Environmental Defense Fund Strongly Opposes So-Called "Regulatory Improvement Act of 1998"

February 24, 1998

The revised version of regulatory “reform” legislation (S. 981) released earlier this month provides far too many opportunities for the regulated community to delay new public protections and divert resources from enforcement of existing ones, and will hinder and delay governmental decisions on health, safety, and the environment, an Environmental Defense Fund (EDF) attorney told a Senate panel today.

“Nothing in this bill addresses critical problems within the existing regulatory system, which is already too slow and riddled with loopholes,” said Karen Florini, an EDF attorney who testified before the Senate Committee on Governmental Affairs at today’s hearing. “This bill just makes matters worse. It creates many new opportunities for litigation by industry lawyers seeking to set aside protections, and it will force agencies to spend much of their time developing massive records so that important protections are not thrown out by the courts.”

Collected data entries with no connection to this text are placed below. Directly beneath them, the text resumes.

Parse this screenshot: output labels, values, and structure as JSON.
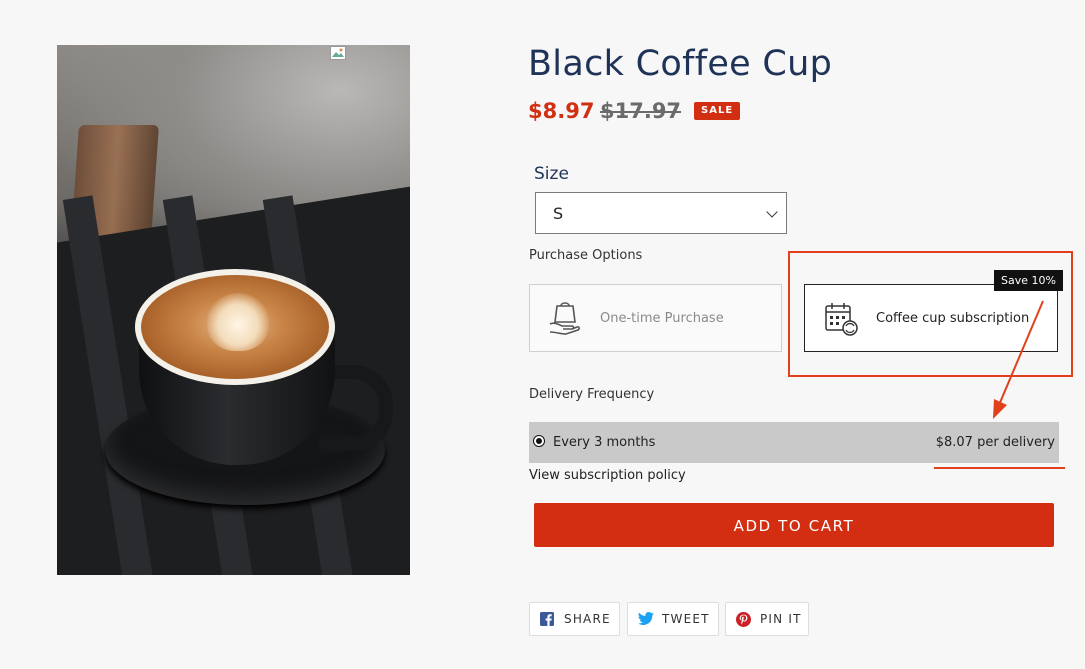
{
  "product": {
    "title": "Black Coffee Cup",
    "price": "$8.97",
    "compare_price": "$17.97",
    "sale_badge": "SALE"
  },
  "size": {
    "label": "Size",
    "selected": "S"
  },
  "purchase_options": {
    "label": "Purchase Options",
    "one_time": "One-time Purchase",
    "subscription": "Coffee cup subscription",
    "save_badge": "Save 10%"
  },
  "delivery": {
    "label": "Delivery Frequency",
    "selected": "Every 3 months",
    "price": "$8.07 per delivery"
  },
  "policy_link": "View subscription policy",
  "cart_button": "ADD TO CART",
  "share": [
    {
      "label": "SHARE",
      "icon": "facebook-icon"
    },
    {
      "label": "TWEET",
      "icon": "twitter-icon"
    },
    {
      "label": "PIN IT",
      "icon": "pinterest-icon"
    }
  ],
  "colors": {
    "accent": "#d12e12",
    "title": "#1f3358",
    "annotation": "#e0401c",
    "frequency_bg": "#c9c9c9"
  }
}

“Under the current regulatory system, regulatory action can’t be taken absent massive data on toxicity, even if there’s no information indicating that exposures are safe,” said Florini. “The bill ignores this fundamental problem, despite the fact that basic data needed to complete even a preliminary assessment of health risk are not publicly available for over 70% of high-volume industrial chemicals.”

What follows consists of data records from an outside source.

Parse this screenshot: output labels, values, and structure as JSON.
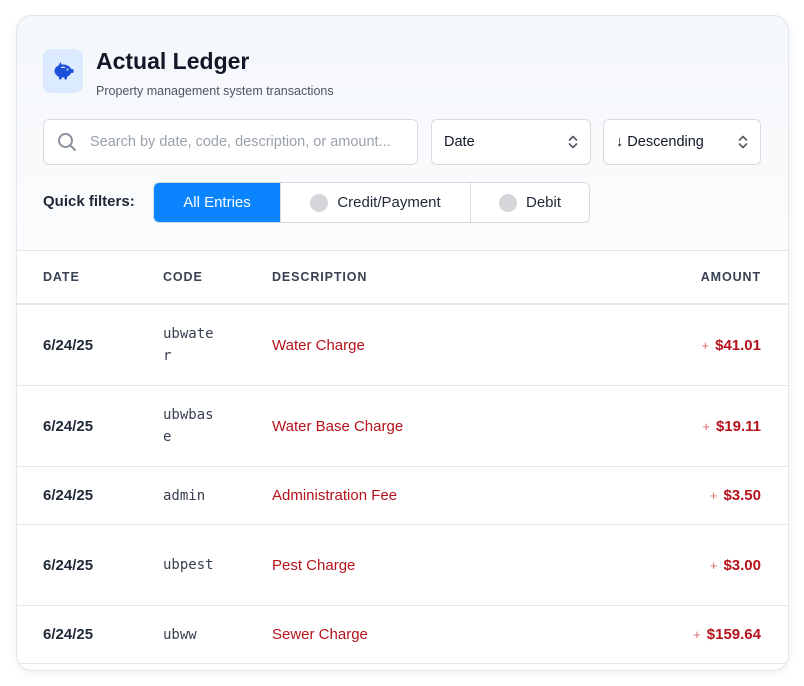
{
  "header": {
    "title": "Actual Ledger",
    "subtitle": "Property management system transactions",
    "logo_icon": "piggy-bank-icon"
  },
  "search": {
    "placeholder": "Search by date, code, description, or amount...",
    "value": ""
  },
  "sort": {
    "field": "Date",
    "order": "↓ Descending"
  },
  "quick_filters": {
    "label": "Quick filters:",
    "options": [
      {
        "label": "All Entries",
        "active": true
      },
      {
        "label": "Credit/Payment",
        "active": false
      },
      {
        "label": "Debit",
        "active": false
      }
    ]
  },
  "table": {
    "columns": [
      "DATE",
      "CODE",
      "DESCRIPTION",
      "AMOUNT"
    ],
    "rows": [
      {
        "date": "6/24/25",
        "code": "ubwater",
        "description": "Water Charge",
        "sign": "+",
        "amount": "$41.01"
      },
      {
        "date": "6/24/25",
        "code": "ubwbase",
        "description": "Water Base Charge",
        "sign": "+",
        "amount": "$19.11"
      },
      {
        "date": "6/24/25",
        "code": "admin",
        "description": "Administration Fee",
        "sign": "+",
        "amount": "$3.50"
      },
      {
        "date": "6/24/25",
        "code": "ubpest",
        "description": "Pest Charge",
        "sign": "+",
        "amount": "$3.00"
      },
      {
        "date": "6/24/25",
        "code": "ubww",
        "description": "Sewer Charge",
        "sign": "+",
        "amount": "$159.64"
      }
    ]
  },
  "colors": {
    "accent": "#0a84ff",
    "charge": "#b5121b",
    "logo_bg": "#dbeafe"
  }
}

According to EDF, the legislation exacerbates many existing problems:

  • Industry lawyers will have new and expanded opportunities to delve into agency cost-benefit determinations and cost-benefit analyses in lawsuits challenging newly adopted rules.
  • Regulated agencies will move even more slowly in preparing new rules than they currently do, in an attempt to minimize the chances of unfavorable court action.
  • Significant agency resources will be consumed in reviewing existing regulations, litigating over which ones warrant review, and defending second-bite-at-the-apple lawsuits involving rules already in effect.
  • Substantial additional delays will be introduced by the bill’s complex 10-step process for preparing and reviewing risk assessments, without improving the ultimate outcome.
  • Peer review panels are likely to be biased, given that the bill fails to bar participation by industry employees, although it bars all agency personnel.